The manual devotes extensive space to the conditions that most commonly bring children to clinics. Respiratory infections, diarrhoea, abdominal pain, rashes, seizures, anaemia and eye problems are all covered with clear diagnostic approaches and first-line treatments. Alongside these acute issues, the book also recognizes the growing importance of chronic and complex conditions in child health. Primary care providers are trained to coordinate ongoing care for children with asthma, diabetes, congenital heart disease, cerebral palsy, cancer, HIV, and tuberculosis. Developmental disorders such as autism and ADHD are also addressed, alongside guidance on managing children with disabilities in ways that support both medical needs and social inclusion. Sensitive issues are not ignored: substance use, problematic internet behaviour, and the provision of palliative care all have their place, reflecting the reality of challenges faced by families in Kyrgyzstan today.

Adolescents at the Centre

Perhaps the most progressive aspect of the pocket book is its treatment of adolescents. Confidentiality and respect are emphasised as essential foundations of effective care. Providers are equipped with pathways to discuss puberty, sexual and reproductive health, contraception, pregnancy, sexually transmitted infections, and menstrual issues with sensitivity and openness. Mental health is given prominent attention, with detailed advice on depression, suicidality, anxiety and attention disorders. The aim is to transform clinics into safe spaces where young people feel they can seek help without fear or stigma.
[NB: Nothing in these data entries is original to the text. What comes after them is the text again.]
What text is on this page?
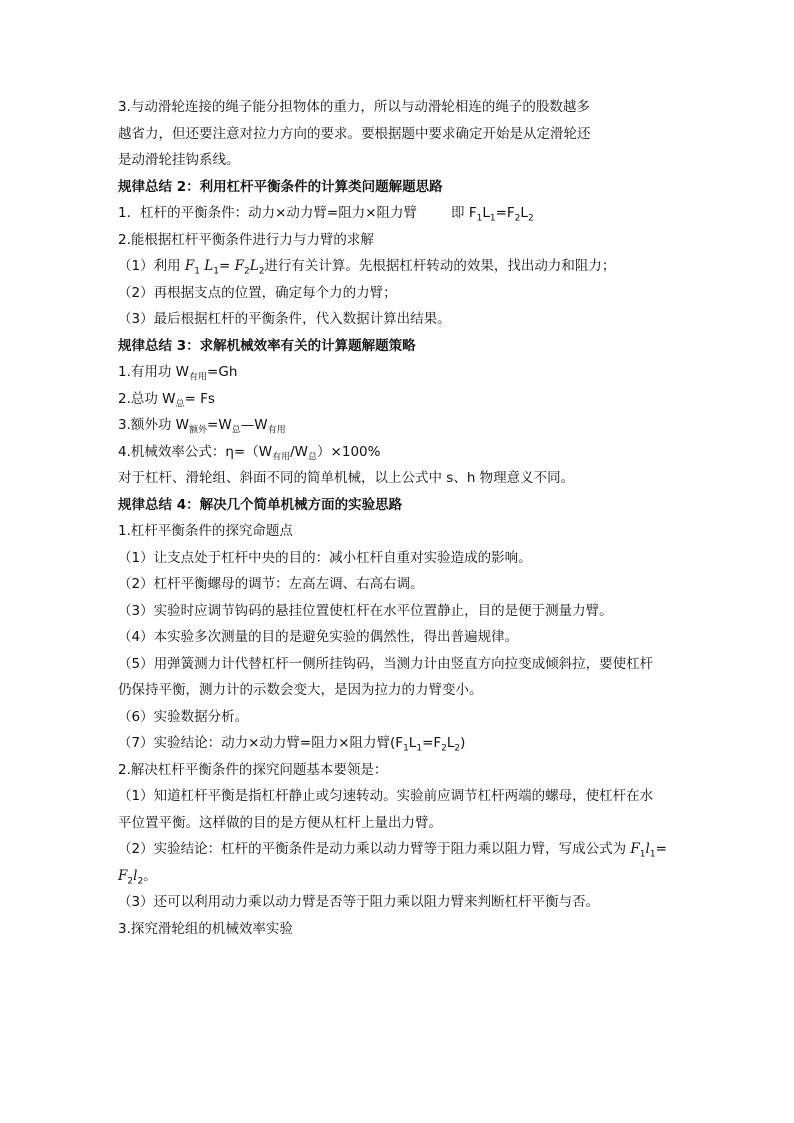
3.与动滑轮连接的绳子能分担物体的重力，所以与动滑轮相连的绳子的股数越多
越省力，但还要注意对拉力方向的要求。要根据题中要求确定开始是从定滑轮还
是动滑轮挂钩系线。
规律总结 2：利用杠杆平衡条件的计算类问题解题思路
1．杠杆的平衡条件：动力×动力臂=阻力×阻力臂	即 $F_1L_1=F_2L_2$
2.能根据杠杆平衡条件进行力与力臂的求解
（1）利用 $F_1$ $L_1= F_2L_2$进行有关计算。先根据杠杆转动的效果，找出动力和阻力；
（2）再根据支点的位置，确定每个力的力臂；
（3）最后根据杠杆的平衡条件，代入数据计算出结果。
规律总结 3：求解机械效率有关的计算题解题策略
1.有用功 $W_{有用}=Gh$
2.总功 $W_总= Fs$
3.额外功 $W_{额外}=W_总—W_{有用}$
4.机械效率公式：$\eta=(W_{有用}/W_总)\times 100\%$
对于杠杆、滑轮组、斜面不同的简单机械，以上公式中 s、h 物理意义不同。
规律总结 4：解决几个简单机械方面的实验思路
1.杠杆平衡条件的探究命题点
（1）让支点处于杠杆中央的目的：减小杠杆自重对实验造成的影响。
（2）杠杆平衡螺母的调节：左高左调、右高右调。
（3）实验时应调节钩码的悬挂位置使杠杆在水平位置静止，目的是便于测量力臂。
（4）本实验多次测量的目的是避免实验的偶然性，得出普遍规律。
（5）用弹簧测力计代替杠杆一侧所挂钩码，当测力计由竖直方向拉变成倾斜拉，要使杠杆
仍保持平衡，测力计的示数会变大，是因为拉力的力臂变小。
（6）实验数据分析。
（7）实验结论：动力×动力臂=阻力×阻力臂$(F_1L_1=F_2L_2)$
2.解决杠杆平衡条件的探究问题基本要领是：
（1）知道杠杆平衡是指杠杆静止或匀速转动。实验前应调节杠杆两端的螺母，使杠杆在水
平位置平衡。这样做的目的是方便从杠杆上量出力臂。
（2）实验结论：杠杆的平衡条件是动力乘以动力臂等于阻力乘以阻力臂，写成公式为 $F_1l_1=$
$F_2l_2$。
（3）还可以利用动力乘以动力臂是否等于阻力乘以阻力臂来判断杠杆平衡与否。
3.探究滑轮组的机械效率实验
The final chapters return to emergencies such as burns, poisoning, drowning, and electrocution, presenting quick-reference guides for immediate action. A compact drug list and recipes for oral and intravenous rehydration solutions ensure that essential information is never out of reach. Annexes add further practical support, from instructions on how to design child-friendly clinics to lists of essential equipment and guides for procedures such as wound care, intravenous fluid administration and thoracocentesis.

In the end, the pocketbook is much more than a clinical manual. It represents a philosophy of practice that integrates prevention, compassion and respect with technical excellence. By embedding international standards into Kyrgyzstan’s health system, it seeks to ensure that every child and adolescent receives care that is high-quality, equitable, and humane. In doing so, it signals a shift away from fragmented services and towards a vision of health care that is continuous, family-centre,d and rooted in rights. For Kyrgyzstan’s children, it is a promise that their health and dignity will be protected not just in emergencies, but in every encounter with the health system.